電子化の議論からはズレますが、チーム医療になると、カバーする医師は、引継ぎ時に短時間で患者の全体像の把握をしないといけないので、字が汚くて読めないカルテを一人一人、一々網羅して読むことなどしていられません。従って、引継ぎの時に、一目で漏れなく患者像が掴めるサマリーが必要になります。コンサルト医師にとっても、サマリーがあれば、始めにカルテのどの部分を参照すればよいのか一目でわかり便利です。
主治医制からチーム制に変更すると、勤務時間をキッチリと組むことが可能になり、限られた勤務時間中に、無駄(検査結果が出るのを待つ以外することなし。当直明けだからといって昼日中から仮眠を取る)のない密度の高い業務が可能になります。早期引退状態の女医さんを現場に呼び戻したり、子育て期間中の女医さんのパートタイム医師の活用が容易になるので、良いのではないでしょうか。女性医師呼び戻しは新たな医学教育・免許試験を要せず、新規の医師養成教育と違って、大きな教育費節約になるはずです。
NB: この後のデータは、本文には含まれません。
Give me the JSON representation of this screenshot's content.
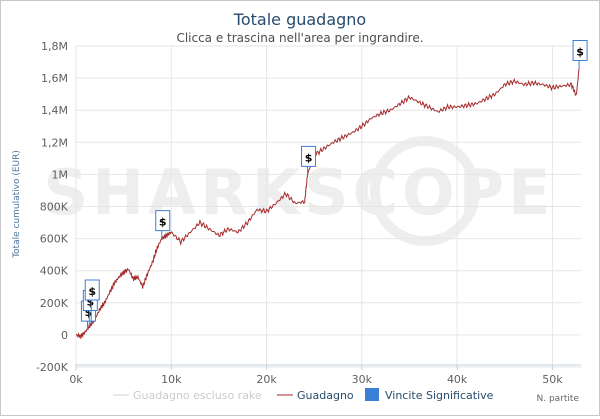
{
  "chart_data": {
    "type": "line",
    "title": "Totale guadagno",
    "subtitle": "Clicca e trascina nell'area per ingrandire.",
    "ylabel": "Totale cumulativo (EUR)",
    "xlabel": "N. partite",
    "watermark": "SHARKSCOPE",
    "xlim": [
      0,
      53000
    ],
    "ylim": [
      -200000,
      1800000
    ],
    "x_ticks": [
      {
        "value": 0,
        "label": "0k"
      },
      {
        "value": 10000,
        "label": "10k"
      },
      {
        "value": 20000,
        "label": "20k"
      },
      {
        "value": 30000,
        "label": "30k"
      },
      {
        "value": 40000,
        "label": "40k"
      },
      {
        "value": 50000,
        "label": "50k"
      }
    ],
    "y_ticks": [
      {
        "value": -200000,
        "label": "-200K"
      },
      {
        "value": 0,
        "label": "0"
      },
      {
        "value": 200000,
        "label": "200K"
      },
      {
        "value": 400000,
        "label": "400K"
      },
      {
        "value": 600000,
        "label": "600K"
      },
      {
        "value": 800000,
        "label": "800K"
      },
      {
        "value": 1000000,
        "label": "1M"
      },
      {
        "value": 1200000,
        "label": "1,2M"
      },
      {
        "value": 1400000,
        "label": "1,4M"
      },
      {
        "value": 1600000,
        "label": "1,6M"
      },
      {
        "value": 1800000,
        "label": "1,8M"
      }
    ],
    "grid": true,
    "legend_position": "bottom",
    "series": [
      {
        "name": "Guadagno escluso rake",
        "color": "#d0d0d0",
        "points": []
      },
      {
        "name": "Guadagno",
        "color": "#a52a2a",
        "points": [
          [
            0,
            0
          ],
          [
            500,
            -10000
          ],
          [
            1000,
            20000
          ],
          [
            1500,
            60000
          ],
          [
            2000,
            100000
          ],
          [
            2500,
            160000
          ],
          [
            3000,
            200000
          ],
          [
            3500,
            260000
          ],
          [
            4000,
            320000
          ],
          [
            4500,
            360000
          ],
          [
            5000,
            390000
          ],
          [
            5500,
            410000
          ],
          [
            6000,
            350000
          ],
          [
            6500,
            360000
          ],
          [
            7000,
            300000
          ],
          [
            7500,
            380000
          ],
          [
            8000,
            450000
          ],
          [
            8500,
            540000
          ],
          [
            9000,
            600000
          ],
          [
            9500,
            620000
          ],
          [
            10000,
            640000
          ],
          [
            11000,
            580000
          ],
          [
            12000,
            640000
          ],
          [
            13000,
            700000
          ],
          [
            14000,
            660000
          ],
          [
            15000,
            620000
          ],
          [
            16000,
            660000
          ],
          [
            17000,
            640000
          ],
          [
            18000,
            700000
          ],
          [
            19000,
            780000
          ],
          [
            20000,
            770000
          ],
          [
            21000,
            820000
          ],
          [
            22000,
            880000
          ],
          [
            23000,
            820000
          ],
          [
            24000,
            830000
          ],
          [
            24300,
            1000000
          ],
          [
            25000,
            1120000
          ],
          [
            26000,
            1160000
          ],
          [
            27000,
            1200000
          ],
          [
            28000,
            1230000
          ],
          [
            29000,
            1260000
          ],
          [
            30000,
            1300000
          ],
          [
            31000,
            1350000
          ],
          [
            32000,
            1380000
          ],
          [
            33000,
            1400000
          ],
          [
            34000,
            1440000
          ],
          [
            35000,
            1480000
          ],
          [
            36000,
            1450000
          ],
          [
            37000,
            1420000
          ],
          [
            38000,
            1390000
          ],
          [
            39000,
            1420000
          ],
          [
            40000,
            1420000
          ],
          [
            41000,
            1430000
          ],
          [
            42000,
            1440000
          ],
          [
            43000,
            1470000
          ],
          [
            44000,
            1500000
          ],
          [
            45000,
            1560000
          ],
          [
            46000,
            1580000
          ],
          [
            47000,
            1560000
          ],
          [
            48000,
            1570000
          ],
          [
            49000,
            1560000
          ],
          [
            50000,
            1540000
          ],
          [
            51000,
            1550000
          ],
          [
            52000,
            1560000
          ],
          [
            52500,
            1490000
          ],
          [
            52800,
            1660000
          ]
        ]
      }
    ],
    "markers": {
      "name": "Vincite Significative",
      "color": "#3b7fd6",
      "symbol": "$",
      "x": [
        1200,
        1400,
        1600,
        9000,
        24300,
        52800
      ]
    }
  }
}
以上チーム医療制の利点について、主治医制に比し、カルテの質の向上と、非効率で無駄な仕事の仕方を減らすことができ、労働環境が改善される効果があることを述べました。新技術導入に伴う診療活動の改善事項として議論されても良いのではないでしょうか。
電子カルテは紹介状も含め、一回書いたら、コピーも保存も送信も一括して行え大変便利です。カルテを見返す必要のあるときの検索もずっと容易になります。万が一の際のバックアップもでき、保存スペースも書類に比べると圧倒的に小さいです。時間とスペースの節約が大きいので、それらに伴う経済効果も期待できるのではないでしょうか。
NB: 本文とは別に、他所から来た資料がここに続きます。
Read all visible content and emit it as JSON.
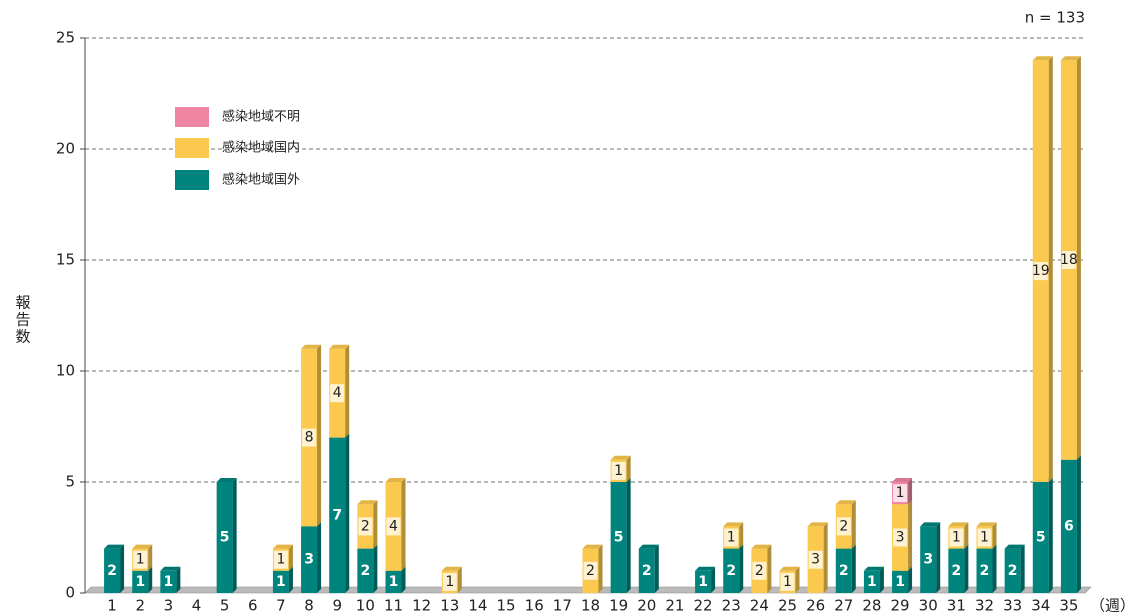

2. これは非常な節約源になるのではないでしょうか。検査によってはそれほど頻繁に繰り返す必要のないものは多いのではないでしょうか。同じ項目の検査法や値が施設によってあまりに違うと、国内はもちろん国際的な医療・医学情報の交換そのものが無意味なものとなってしまいます。現在では、検査結果はむしろ共有できる場合の方が多いのではないでしょうか。
>個人的な技量に大きく左右される身体所見に至っては、他人の記載など一切信用できない。
本当だとすると、これは日本の医師養成教育における大問題ではないでしょうか。日本の医師の診察技量がそれほど信頼性、普遍性のないものだとすると、医学部・医療研修の教育内容を一から検討し直して、医学生、研修医を現在より、もっと厳しくきちんと訓練しないとならないのではないでしょうか。
これは、医学部を廃止してペーパー医師という医師量産・普及の検討以前に、ただちに改善すべき点で、あるいは、すでにそういう状態で医学部教育が機能していないので、医学部はいらないという発想が出て来るのでしょうか?
3. これは技術の発達を待つのでしょうが、始めに申し上げましたように、日本の遠隔医療は実用段階で、ご懸念の「診断に役に立たない」技術的な問題は、すでにかなり解決され、残った部分も日進月歩で改善しているのではないでしょうか。日本ではかなり高価なハイテク機器を使用しているようです。それでも実際に医師が現地を訪れるより、相当なコスト減になることは間違いないでしょう(医師の人件費を考えてみてください)。
米国では、遠隔画像の使用用途(病歴聴取、遠隔診察、患者さんへの説明)にもよりますが、2-3万円相当の機材でスカイプレベルの画像でも、かなりの有用性が示され、患者さんの評判も良いようです。コメント欄のikuside5さんのご意見と同じ意義を含みます。スカイプより値が張るのは、お金は個人情報保護の確保に費やされているのだと推測します。
こういう日本と比べて、いわばローテク遠隔医療について、MDとMBAの両方を保持する大学病院の医師などが、医療の質と経済性の向上を目的に、研究・普及に取り組んでいるようです。そしてその内容をまた、宣伝・啓蒙を兼ねてか、You Tubeに一般公開して、世界中の人がその様子を知ることができるようにしています(とは言ってもアクセス数は少ないようですが)。